Moindreffor wrote:my assistant
I get help like you:
The lazy vegetable garden makes humans and small cats happy too!
Moindreffor wrote:my assistant
Moindreffor wrote:
if not I observe a wasp which inspected all the cabbages, n sheet by sheet, above and below, I understand the absence of caterpillar despite the presence of butterflies
Did67 wrote:It will be interesting to see how these onions behave! They are "too big" to transplant them, according to the usual standards ...
In my opinion, they will still take root and since they have not been vernalized (action of cold on development - formation of flowers / seeds), this should work without problem ...
But I'm curious anyway.
Moindreffor wrote:no problem for the rest, I owe it to sicetaitsimple who encouraged me to transplant them, .....
stephgouv wrote:Little question that I ask myself as long as we talk onions:
We say not to bury onion bulbs when planting, but we do it well with onions to transplant and it grows anyway ...
Isn't there controversy?
At home, I had buried the bilbils of onions and garlic too deeply, and despite everything everything came out for garlic and about half for onions (I suspect the mole rats to have nibbled the other half).
sicetaitsimple wrote:Moindreffor wrote:no problem for the rest, I owe it to sicetaitsimple who encouraged me to transplant them, .....
Is the trauma forgotten?
But as Didier says they are large, they could certainly have been transplanted a little earlier. No big deal, at least you will know and tell us.
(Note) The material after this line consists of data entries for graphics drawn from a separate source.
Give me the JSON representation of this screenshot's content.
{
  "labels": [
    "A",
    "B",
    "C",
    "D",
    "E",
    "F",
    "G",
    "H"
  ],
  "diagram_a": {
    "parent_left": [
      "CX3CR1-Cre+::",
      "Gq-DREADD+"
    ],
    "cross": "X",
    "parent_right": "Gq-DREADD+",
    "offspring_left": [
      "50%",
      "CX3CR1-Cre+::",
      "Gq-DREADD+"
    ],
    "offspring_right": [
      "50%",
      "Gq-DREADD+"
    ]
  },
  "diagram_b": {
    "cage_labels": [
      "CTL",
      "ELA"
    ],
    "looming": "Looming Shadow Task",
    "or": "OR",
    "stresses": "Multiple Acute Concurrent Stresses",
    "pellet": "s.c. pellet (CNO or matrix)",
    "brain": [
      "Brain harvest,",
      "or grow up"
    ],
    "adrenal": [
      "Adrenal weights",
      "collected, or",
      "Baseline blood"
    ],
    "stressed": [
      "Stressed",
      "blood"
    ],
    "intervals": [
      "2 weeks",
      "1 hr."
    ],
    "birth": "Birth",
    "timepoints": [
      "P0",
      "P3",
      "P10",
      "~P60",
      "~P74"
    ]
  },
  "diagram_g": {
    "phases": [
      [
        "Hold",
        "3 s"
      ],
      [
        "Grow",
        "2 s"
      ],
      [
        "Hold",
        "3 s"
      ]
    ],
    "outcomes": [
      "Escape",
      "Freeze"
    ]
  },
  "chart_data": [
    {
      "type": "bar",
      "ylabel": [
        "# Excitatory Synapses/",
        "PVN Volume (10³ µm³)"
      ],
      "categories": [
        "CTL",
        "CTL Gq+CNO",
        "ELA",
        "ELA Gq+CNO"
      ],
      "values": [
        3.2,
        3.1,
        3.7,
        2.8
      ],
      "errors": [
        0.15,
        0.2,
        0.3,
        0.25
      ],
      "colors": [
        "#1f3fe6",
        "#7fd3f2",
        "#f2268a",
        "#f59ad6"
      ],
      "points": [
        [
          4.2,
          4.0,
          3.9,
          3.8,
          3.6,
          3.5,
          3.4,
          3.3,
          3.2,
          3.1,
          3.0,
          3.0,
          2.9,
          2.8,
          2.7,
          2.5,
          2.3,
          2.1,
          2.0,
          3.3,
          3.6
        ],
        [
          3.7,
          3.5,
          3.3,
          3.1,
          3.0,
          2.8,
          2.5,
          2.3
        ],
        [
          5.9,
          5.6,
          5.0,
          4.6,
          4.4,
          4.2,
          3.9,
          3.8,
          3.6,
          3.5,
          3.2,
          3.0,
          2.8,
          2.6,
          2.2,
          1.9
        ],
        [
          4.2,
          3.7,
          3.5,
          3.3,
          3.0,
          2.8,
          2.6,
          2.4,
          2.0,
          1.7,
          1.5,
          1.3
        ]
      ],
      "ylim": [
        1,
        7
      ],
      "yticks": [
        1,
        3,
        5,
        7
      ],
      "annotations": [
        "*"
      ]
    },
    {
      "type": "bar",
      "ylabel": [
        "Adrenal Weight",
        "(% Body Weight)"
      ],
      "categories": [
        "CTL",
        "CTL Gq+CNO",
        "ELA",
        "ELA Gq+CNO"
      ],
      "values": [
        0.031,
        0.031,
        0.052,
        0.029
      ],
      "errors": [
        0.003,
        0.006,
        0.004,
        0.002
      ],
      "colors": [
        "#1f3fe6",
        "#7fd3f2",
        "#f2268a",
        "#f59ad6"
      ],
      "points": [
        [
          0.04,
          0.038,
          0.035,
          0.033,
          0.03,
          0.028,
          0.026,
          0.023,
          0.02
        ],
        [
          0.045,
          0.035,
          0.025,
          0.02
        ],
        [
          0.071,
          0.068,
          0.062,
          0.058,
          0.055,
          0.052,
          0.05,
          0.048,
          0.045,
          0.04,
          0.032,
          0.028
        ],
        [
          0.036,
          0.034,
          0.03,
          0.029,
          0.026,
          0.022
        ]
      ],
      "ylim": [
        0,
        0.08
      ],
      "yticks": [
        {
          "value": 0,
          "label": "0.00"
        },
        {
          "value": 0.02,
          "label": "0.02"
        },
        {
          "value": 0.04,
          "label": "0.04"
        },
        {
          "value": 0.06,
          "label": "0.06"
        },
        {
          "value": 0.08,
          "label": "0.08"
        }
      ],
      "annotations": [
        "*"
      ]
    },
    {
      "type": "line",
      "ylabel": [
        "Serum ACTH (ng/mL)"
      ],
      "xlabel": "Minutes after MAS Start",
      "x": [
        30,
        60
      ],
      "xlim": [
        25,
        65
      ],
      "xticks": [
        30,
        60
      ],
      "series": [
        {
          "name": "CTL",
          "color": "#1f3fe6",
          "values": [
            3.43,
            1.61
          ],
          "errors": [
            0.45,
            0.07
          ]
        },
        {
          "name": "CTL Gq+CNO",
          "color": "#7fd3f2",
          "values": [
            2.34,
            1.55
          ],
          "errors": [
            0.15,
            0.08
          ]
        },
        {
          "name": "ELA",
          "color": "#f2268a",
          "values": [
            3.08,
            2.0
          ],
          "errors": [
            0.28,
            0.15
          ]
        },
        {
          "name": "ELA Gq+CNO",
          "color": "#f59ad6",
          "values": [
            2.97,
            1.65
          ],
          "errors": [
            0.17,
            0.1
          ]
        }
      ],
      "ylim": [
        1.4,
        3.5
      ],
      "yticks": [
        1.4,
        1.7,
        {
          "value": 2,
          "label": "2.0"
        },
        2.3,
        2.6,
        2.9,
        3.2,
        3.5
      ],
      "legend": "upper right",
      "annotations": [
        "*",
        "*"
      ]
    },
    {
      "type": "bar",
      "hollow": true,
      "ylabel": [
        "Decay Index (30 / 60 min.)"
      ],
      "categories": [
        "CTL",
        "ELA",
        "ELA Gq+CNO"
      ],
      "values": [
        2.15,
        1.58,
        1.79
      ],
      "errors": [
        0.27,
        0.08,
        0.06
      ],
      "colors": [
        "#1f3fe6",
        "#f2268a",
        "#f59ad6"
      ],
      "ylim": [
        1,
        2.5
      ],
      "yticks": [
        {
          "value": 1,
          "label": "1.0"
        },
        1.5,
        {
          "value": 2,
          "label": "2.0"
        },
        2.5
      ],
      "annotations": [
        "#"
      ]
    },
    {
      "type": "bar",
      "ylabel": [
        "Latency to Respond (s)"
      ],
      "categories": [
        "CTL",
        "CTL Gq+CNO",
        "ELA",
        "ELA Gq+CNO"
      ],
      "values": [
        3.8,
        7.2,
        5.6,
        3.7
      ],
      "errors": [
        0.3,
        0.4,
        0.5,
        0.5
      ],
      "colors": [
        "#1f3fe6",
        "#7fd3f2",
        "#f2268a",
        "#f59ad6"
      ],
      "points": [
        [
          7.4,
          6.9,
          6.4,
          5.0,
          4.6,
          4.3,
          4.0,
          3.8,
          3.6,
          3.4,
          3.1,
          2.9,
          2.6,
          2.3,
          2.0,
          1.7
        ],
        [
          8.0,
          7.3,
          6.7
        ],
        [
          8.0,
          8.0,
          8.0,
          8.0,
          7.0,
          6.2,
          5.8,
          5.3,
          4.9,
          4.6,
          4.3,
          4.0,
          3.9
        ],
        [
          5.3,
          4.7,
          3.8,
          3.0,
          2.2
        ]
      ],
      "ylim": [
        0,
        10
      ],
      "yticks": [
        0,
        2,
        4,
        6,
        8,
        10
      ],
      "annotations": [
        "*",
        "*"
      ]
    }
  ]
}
And the same for the production of bulbils, you will know. Now the question is drying and conservation until the beginning of next year in conditions that are not really controlled (in the temperature / humidity sense as in a seed tree). You will also tell us.
Case to follow!
Did67 wrote:
It will be interesting to see how these onions behave! They are "too big" to transplant them, according to the usual standards ...
In my opinion, they will still take root and since they have not been vernalized (action of cold on development - formation of flowers / seeds), this should work without problem ...
Doris wrote:Did67 wrote:
It will be interesting to see how these onions behave! They are "too big" to transplant them, according to the usual standards ...
In my opinion, they will still take root and since they have not been vernalized (action of cold on development - formation of flowers / seeds), this should work without problem ...
A little in the same genre: when I harvested the garlic, I must have forgotten some, or I lost some, I do not know, but there I saw, that there are stems which grow back, I don't know what to think about it, in any case it is the garlic that grows back.